表題作『アカペラ』は、中学3年の女子生徒が主人公で、問題のある家庭の中での家族への愛情をテーマにした物語。「家族への愛情」と書くとハートウォーミングな感じがするだろうが、騙されてはいけない。読み進めると、愛憎渦巻くドロドロとしたストーリーである。
中3女子の一人称視点で物語が始まり、ちと頭の弱そうな感じは、村上龍の『トパーズ』を彷彿とさせる。途中で語り手が変わる手法は山本文緒の代表作『恋愛中毒』を僕に思い出させた(よくある手法なのかもしれないが、僕は『恋愛中毒』の冒頭でガツンとやられたのを覚えている)。
最初はお馬鹿な中学生に見えていた主人公が、ラストでは一人前の女性と映るのも小気味いい。
『ソリチュード』は、38歳の甲斐性なし(げ、俺とほぼ同い年)が、家出以来20年ぶりに家に帰るという話。家出の原因に対するわだかまりと、それに対する反省とに逡巡しながら、ふと出会った小学6年生の女の子に複雑な思いを抱く。
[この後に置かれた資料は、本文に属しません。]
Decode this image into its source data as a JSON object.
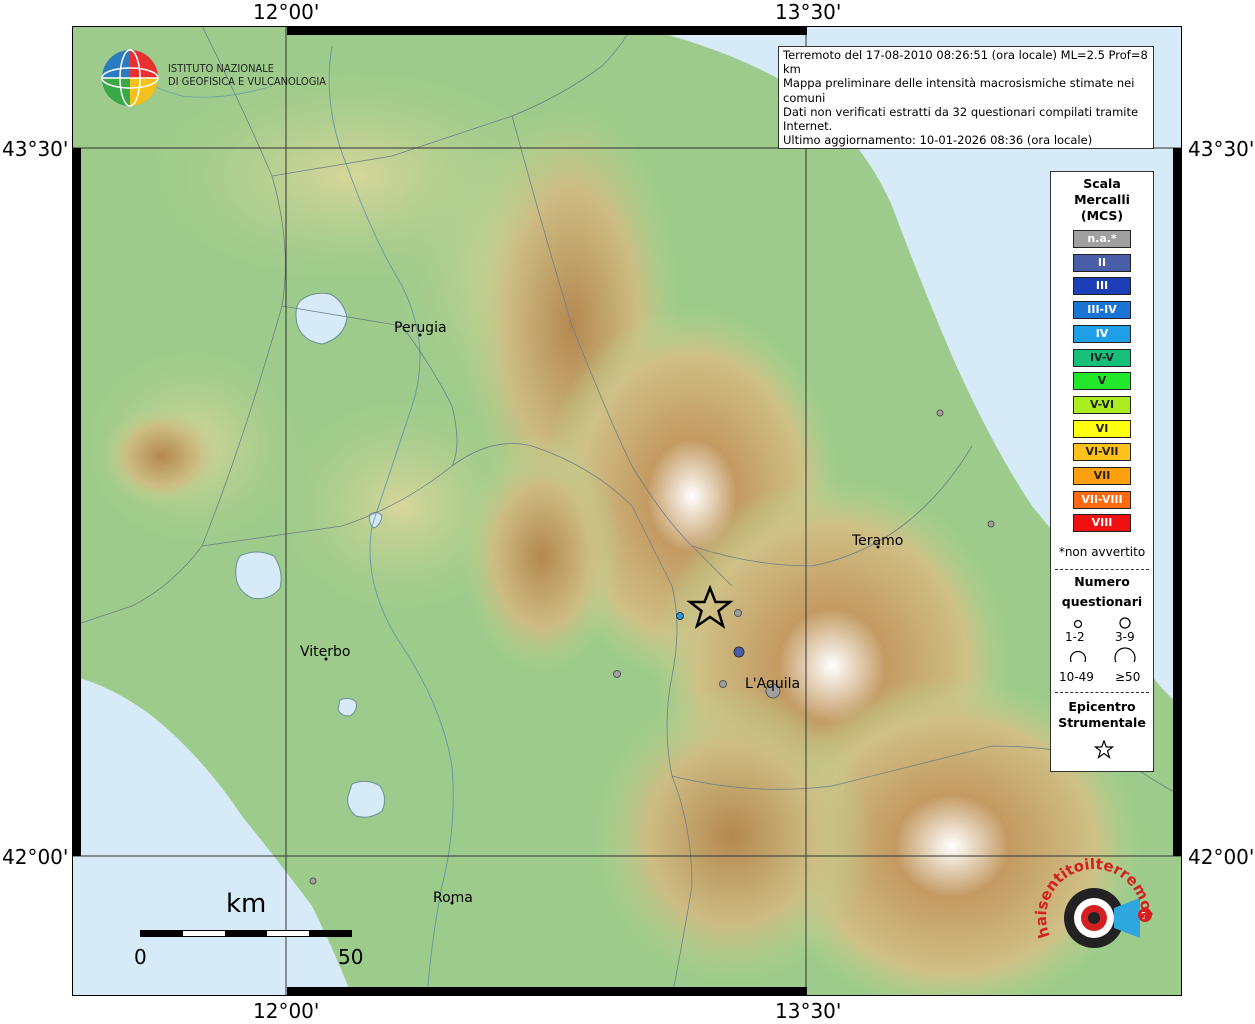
{
  "header": {
    "logo": "INGV globe logo",
    "org_line1": "ISTITUTO NAZIONALE",
    "org_line2": "DI GEOFISICA E VULCANOLOGIA"
  },
  "axes": {
    "top_lon_left": "12°00'",
    "top_lon_right": "13°30'",
    "bottom_lon_left": "12°00'",
    "bottom_lon_right": "13°30'",
    "left_lat_top": "43°30'",
    "left_lat_bottom": "42°00'",
    "right_lat_top": "43°30'",
    "right_lat_bottom": "42°00'"
  },
  "info": {
    "line1": "Terremoto del 17-08-2010 08:26:51 (ora locale) ML=2.5 Prof=8 km",
    "line2": "Mappa preliminare delle intensità macrosismiche stimate nei comuni",
    "line3": "Dati non verificati estratti da 32 questionari compilati tramite Internet.",
    "line4": "Ultimo aggiornamento: 10-01-2026 08:36 (ora locale)"
  },
  "cities": {
    "perugia": "Perugia",
    "teramo": "Teramo",
    "viterbo": "Viterbo",
    "laquila": "L'Aquila",
    "roma": "Roma"
  },
  "legend": {
    "title1": "Scala",
    "title2": "Mercalli",
    "title3": "(MCS)",
    "classes": [
      {
        "label": "n.a.*",
        "color": "#a0a0a0"
      },
      {
        "label": "II",
        "color": "#4a5ea8"
      },
      {
        "label": "III",
        "color": "#1c3fb8"
      },
      {
        "label": "III-IV",
        "color": "#1a74d6"
      },
      {
        "label": "IV",
        "color": "#1fa0e6"
      },
      {
        "label": "IV-V",
        "color": "#17c07a"
      },
      {
        "label": "V",
        "color": "#22e82a"
      },
      {
        "label": "V-VI",
        "color": "#aaee22"
      },
      {
        "label": "VI",
        "color": "#ffff10"
      },
      {
        "label": "VI-VII",
        "color": "#ffc21a"
      },
      {
        "label": "VII",
        "color": "#ffa010"
      },
      {
        "label": "VII-VIII",
        "color": "#ff6a10"
      },
      {
        "label": "VIII",
        "color": "#f01010"
      }
    ],
    "na_note": "*non avvertito",
    "numero1": "Numero",
    "numero2": "questionari",
    "size_labels": [
      "1-2",
      "3-9",
      "10-49",
      "≥50"
    ],
    "epi1": "Epicentro",
    "epi2": "Strumentale"
  },
  "scale": {
    "unit": "km",
    "min": "0",
    "max": "50"
  },
  "points": [
    {
      "name": "epicentre",
      "intensity": "epicentro"
    },
    {
      "name": "p1",
      "intensity": "IV",
      "color": "#1fa0e6"
    },
    {
      "name": "p2",
      "intensity": "n.a.*",
      "color": "#a0a0a0"
    },
    {
      "name": "p3",
      "intensity": "II",
      "color": "#4a5ea8"
    },
    {
      "name": "p4",
      "intensity": "n.a.*",
      "color": "#a0a0a0"
    },
    {
      "name": "p5",
      "intensity": "n.a.*",
      "color": "#a0a0a0"
    },
    {
      "name": "p6",
      "intensity": "n.a.*",
      "color": "#a0a0a0"
    }
  ],
  "colors": {
    "sea": "#d6ebf7",
    "lowland": "#8fc485",
    "hills": "#c9d89a",
    "mountain": "#c49a5e",
    "peak": "#f2efe8"
  },
  "badge": {
    "text": "haisentitoilterremoto.it",
    "url": "WWW."
  }
}
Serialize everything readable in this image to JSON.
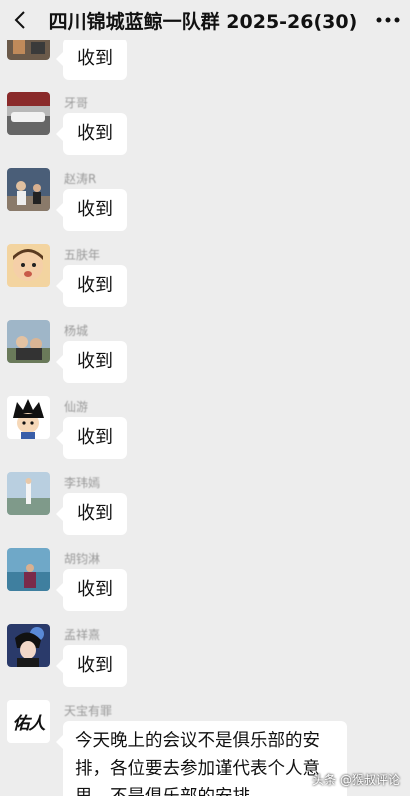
{
  "header": {
    "title": "四川锦城蓝鲸一队群 2025-26(30)",
    "back_icon": "back-arrow-icon",
    "more_icon": "more-dots-icon"
  },
  "messages": [
    {
      "sender": "",
      "text": "收到"
    },
    {
      "sender": "牙哥",
      "text": "收到"
    },
    {
      "sender": "赵涛R",
      "text": "收到"
    },
    {
      "sender": "五肤年",
      "text": "收到"
    },
    {
      "sender": "杨城",
      "text": "收到"
    },
    {
      "sender": "仙游",
      "text": "收到"
    },
    {
      "sender": "李玮嫣",
      "text": "收到"
    },
    {
      "sender": "胡钧淋",
      "text": "收到"
    },
    {
      "sender": "孟祥熹",
      "text": "收到"
    },
    {
      "sender": "天宝有罪",
      "text": "今天晚上的会议不是俱乐部的安排，各位要去参加谨代表个人意思，不是俱乐部的安排。",
      "avatar_text": "佑人"
    }
  ],
  "watermark": "头条 @猴叔评论"
}
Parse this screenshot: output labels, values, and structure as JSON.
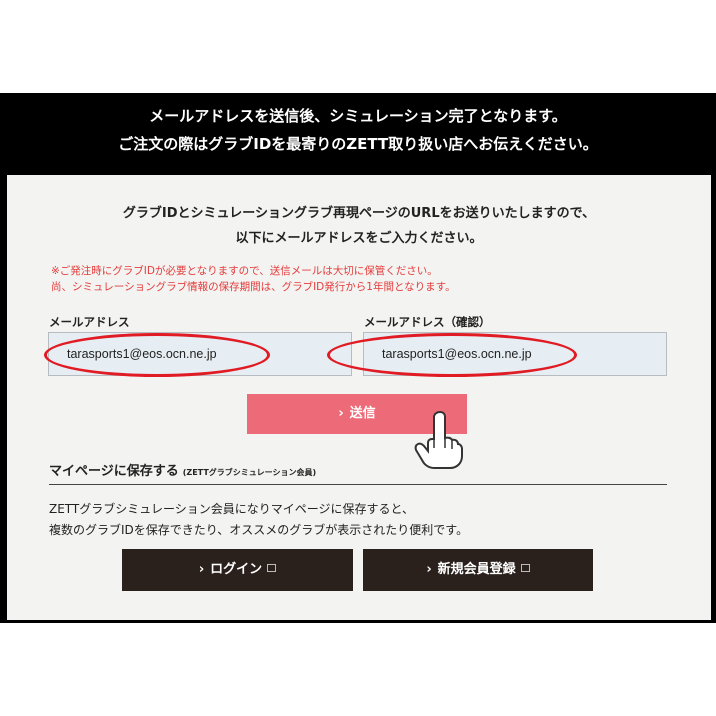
{
  "header": {
    "line1": "メールアドレスを送信後、シミュレーション完了となります。",
    "line2": "ご注文の際はグラブIDを最寄りのZETT取り扱い店へお伝えください。"
  },
  "intro": {
    "line1": "グラブIDとシミュレーショングラブ再現ページのURLをお送りいたしますので、",
    "line2": "以下にメールアドレスをご入力ください。"
  },
  "notice": {
    "line1": "※ご発注時にグラブIDが必要となりますので、送信メールは大切に保管ください。",
    "line2": "尚、シミュレーショングラブ情報の保存期間は、グラブID発行から1年間となります。"
  },
  "form": {
    "email_label": "メールアドレス",
    "email_value": "tarasports1@eos.ocn.ne.jp",
    "confirm_label": "メールアドレス（確認）",
    "confirm_value": "tarasports1@eos.ocn.ne.jp",
    "submit_label": "送信",
    "chevron": "›"
  },
  "mypage": {
    "title": "マイページに保存する",
    "subtitle": "(ZETTグラブシミュレーション会員)",
    "desc1": "ZETTグラブシミュレーション会員になりマイページに保存すると、",
    "desc2": "複数のグラブIDを保存できたり、オススメのグラブが表示されたり便利です。",
    "login_label": "ログイン",
    "register_label": "新規会員登録"
  },
  "colors": {
    "header_bg": "#000000",
    "submit_bg": "#ed6b78",
    "dark_button_bg": "#2a211d",
    "notice_text": "#e43c3c",
    "annotation_ring": "#e01b24"
  },
  "icons": [
    "chevron-right-icon",
    "external-window-icon",
    "pointing-hand-icon"
  ]
}
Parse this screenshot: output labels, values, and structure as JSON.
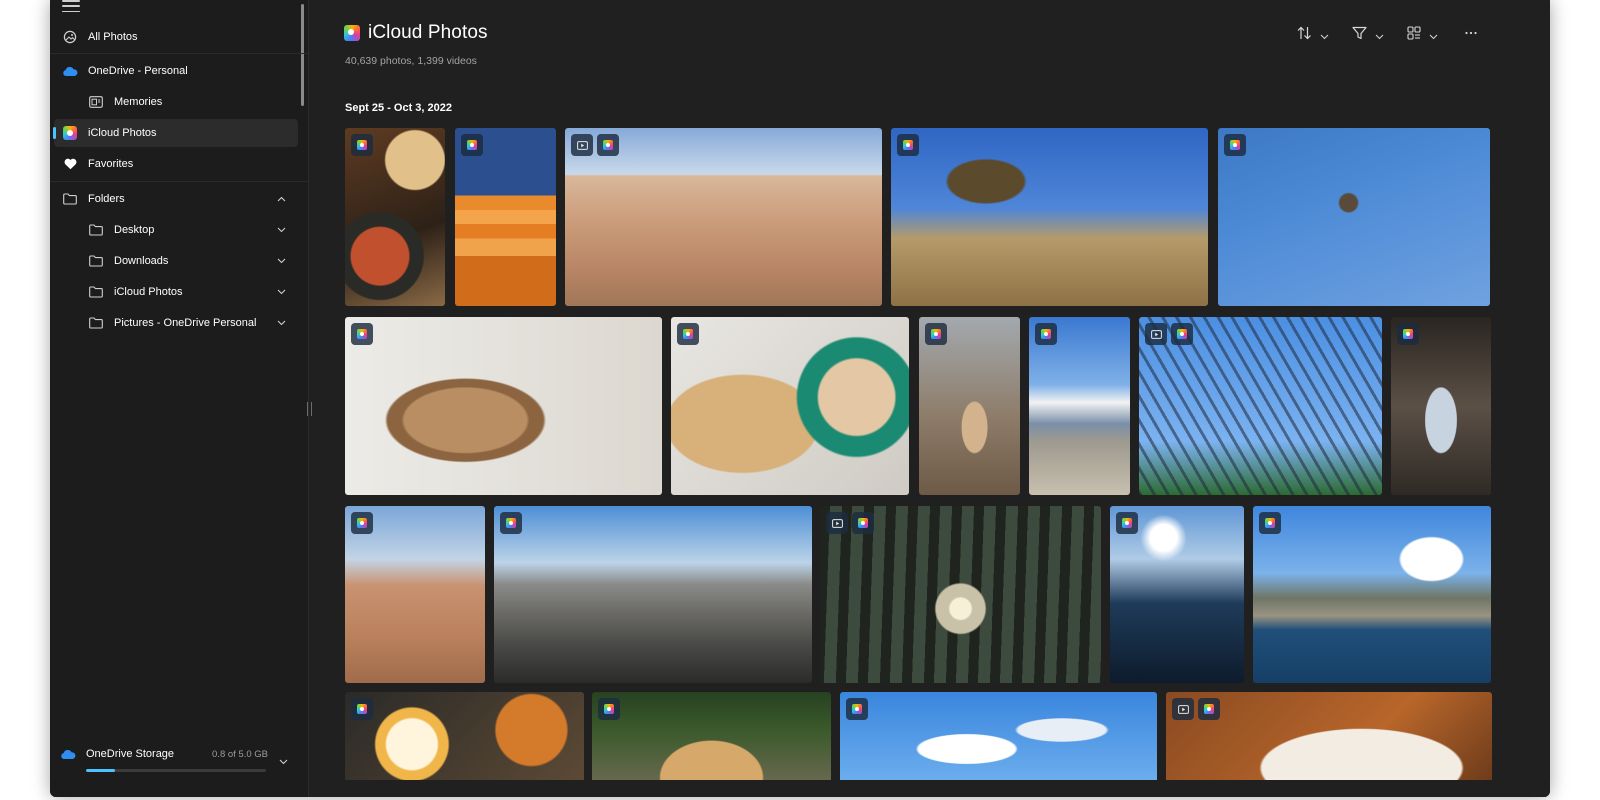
{
  "sidebar": {
    "items": [
      {
        "label": "All Photos",
        "icon": "all-photos-icon"
      },
      {
        "label": "OneDrive - Personal",
        "icon": "onedrive-cloud-icon"
      },
      {
        "label": "Memories",
        "icon": "memories-icon"
      },
      {
        "label": "iCloud Photos",
        "icon": "icloud-photos-icon"
      },
      {
        "label": "Favorites",
        "icon": "heart-icon"
      },
      {
        "label": "Folders",
        "icon": "folder-icon"
      },
      {
        "label": "Desktop",
        "icon": "folder-icon"
      },
      {
        "label": "Downloads",
        "icon": "folder-icon"
      },
      {
        "label": "iCloud Photos",
        "icon": "folder-icon"
      },
      {
        "label": "Pictures - OneDrive Personal",
        "icon": "folder-icon"
      }
    ],
    "storage": {
      "label": "OneDrive Storage",
      "amount": "0.8 of 5.0 GB",
      "used_fraction": 0.16
    }
  },
  "header": {
    "title": "iCloud Photos",
    "subtitle": "40,639 photos, 1,399 videos"
  },
  "toolbar": [
    "sort-icon",
    "filter-icon",
    "view-options-icon",
    "more-icon"
  ],
  "section_date": "Sept 25 - Oct 3, 2022",
  "colors": {
    "accent": "#4cc2ff",
    "window_bg": "#202020",
    "sidebar_bg": "#1c1c1c"
  },
  "photos": [
    {
      "name": "photo-brunch-skillet",
      "video": false
    },
    {
      "name": "photo-orange-wall",
      "video": false
    },
    {
      "name": "photo-desert-rocks-hiker",
      "video": true
    },
    {
      "name": "photo-joshua-tree",
      "video": false
    },
    {
      "name": "photo-swing-ride",
      "video": false
    },
    {
      "name": "photo-dog-on-chair",
      "video": false
    },
    {
      "name": "photo-pear-tart-latte",
      "video": false
    },
    {
      "name": "photo-dog-on-street",
      "video": false
    },
    {
      "name": "photo-bikes-by-beach",
      "video": false
    },
    {
      "name": "photo-eiffel-tower",
      "video": true
    },
    {
      "name": "photo-louvre-arch",
      "video": false
    },
    {
      "name": "photo-desert-hiker",
      "video": false
    },
    {
      "name": "photo-city-mountains",
      "video": false
    },
    {
      "name": "photo-forest-sunrays",
      "video": true
    },
    {
      "name": "photo-sunlit-shore",
      "video": false
    },
    {
      "name": "photo-lake-cliffs",
      "video": false
    },
    {
      "name": "photo-rice-bowl-egg",
      "video": false
    },
    {
      "name": "photo-dog-on-rocks",
      "video": false
    },
    {
      "name": "photo-clouds-sky",
      "video": false
    },
    {
      "name": "photo-dessert-plate",
      "video": true
    }
  ]
}
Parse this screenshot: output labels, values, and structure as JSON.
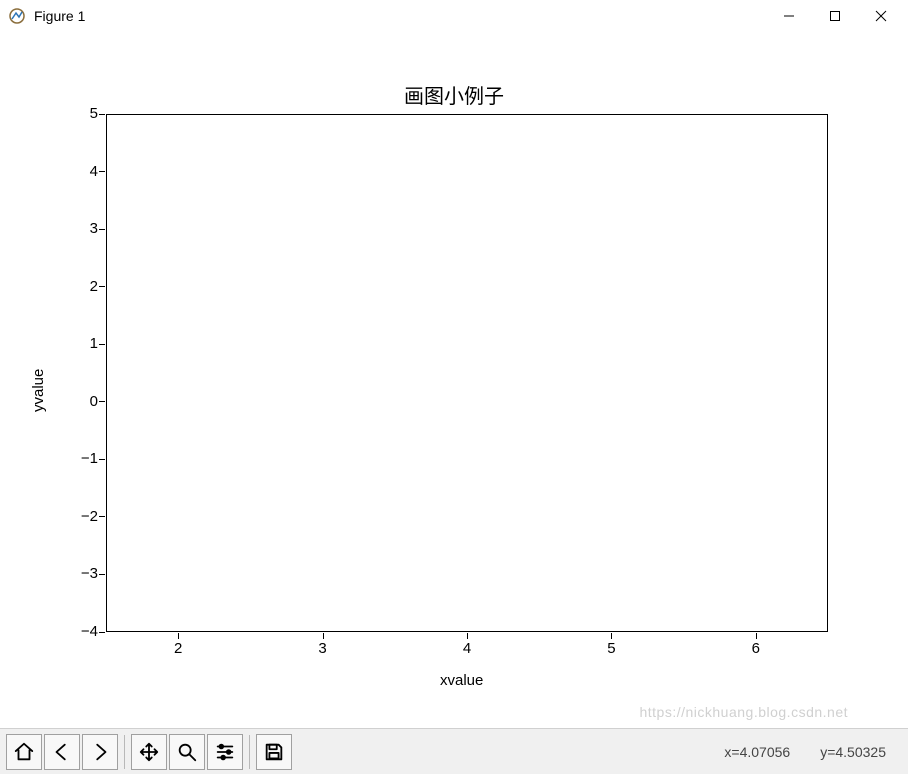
{
  "window": {
    "title": "Figure 1"
  },
  "chart_data": {
    "type": "line",
    "title": "画图小例子",
    "xlabel": "xvalue",
    "ylabel": "yvalue",
    "xticks": [
      2,
      3,
      4,
      5,
      6
    ],
    "yticks": [
      -4,
      -3,
      -2,
      -1,
      0,
      1,
      2,
      3,
      4,
      5
    ],
    "xlim": [
      1.5,
      6.5
    ],
    "ylim": [
      -4,
      5
    ],
    "series": []
  },
  "toolbar": {
    "home": "Home",
    "back": "Back",
    "forward": "Forward",
    "pan": "Pan",
    "zoom": "Zoom",
    "configure": "Configure subplots",
    "save": "Save"
  },
  "status": {
    "x_label": "x=4.07056",
    "y_label": "y=4.50325"
  },
  "watermark": "https://nickhuang.blog.csdn.net"
}
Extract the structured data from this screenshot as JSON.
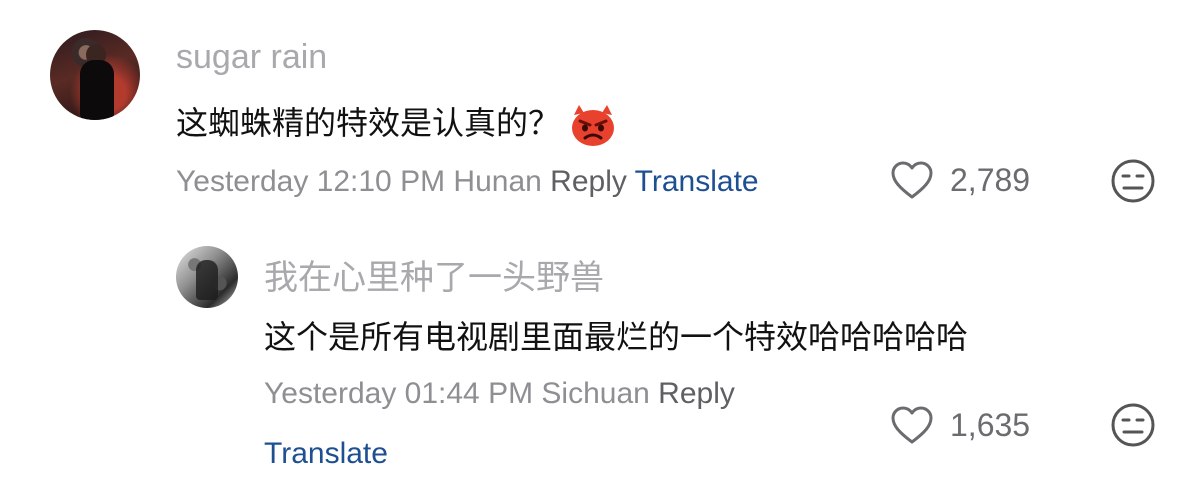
{
  "comments": [
    {
      "username": "sugar rain",
      "text": "这蜘蛛精的特效是认真的？",
      "emoji": "angry-face-with-horns",
      "time": "Yesterday 12:10 PM",
      "location": "Hunan",
      "reply_label": "Reply",
      "translate_label": "Translate",
      "likes": "2,789"
    },
    {
      "username": "我在心里种了一头野兽",
      "text": "这个是所有电视剧里面最烂的一个特效哈哈哈哈哈",
      "time": "Yesterday 01:44 PM",
      "location": "Sichuan",
      "reply_label": "Reply",
      "translate_label": "Translate",
      "likes": "1,635"
    }
  ],
  "colors": {
    "username": "#a8a8ad",
    "meta": "#8e8e93",
    "translate": "#1d4f91",
    "emoji": "#e8422e"
  },
  "icons": {
    "like": "heart-outline-icon",
    "reaction": "neutral-face-icon"
  }
}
『ネロリ』は、病気のため40歳を超えても無職の弟を、無償かつ献身的に養う50がらみの女のお話。そこへ、仕事を辞めざるを得なくなったり、本気で求婚する年下の男が表れたり、溺愛する弟になつく女子専門学生が登場したりと、何かとヤヤコシクなってくる。
全編を通して、一人称視点であること、ヘタレな男が出てくること、奇妙な三角関係が浮かび上がってくること、皮肉な血縁関係が影響を与えるなどの共通点がある。
悪く言えばワンパターンなのだが、逆に言えば、その共通テーマを3つの物語に派生させたと考えれば、山本文緒なかなかやるじゃんという感じでしょうか。
山本文緒の復帰作は十分満足できる内容でした。
僕の大好きな山本文緒でした。喪失感をテーマに、温かくて切ない気持ちになるという意味で。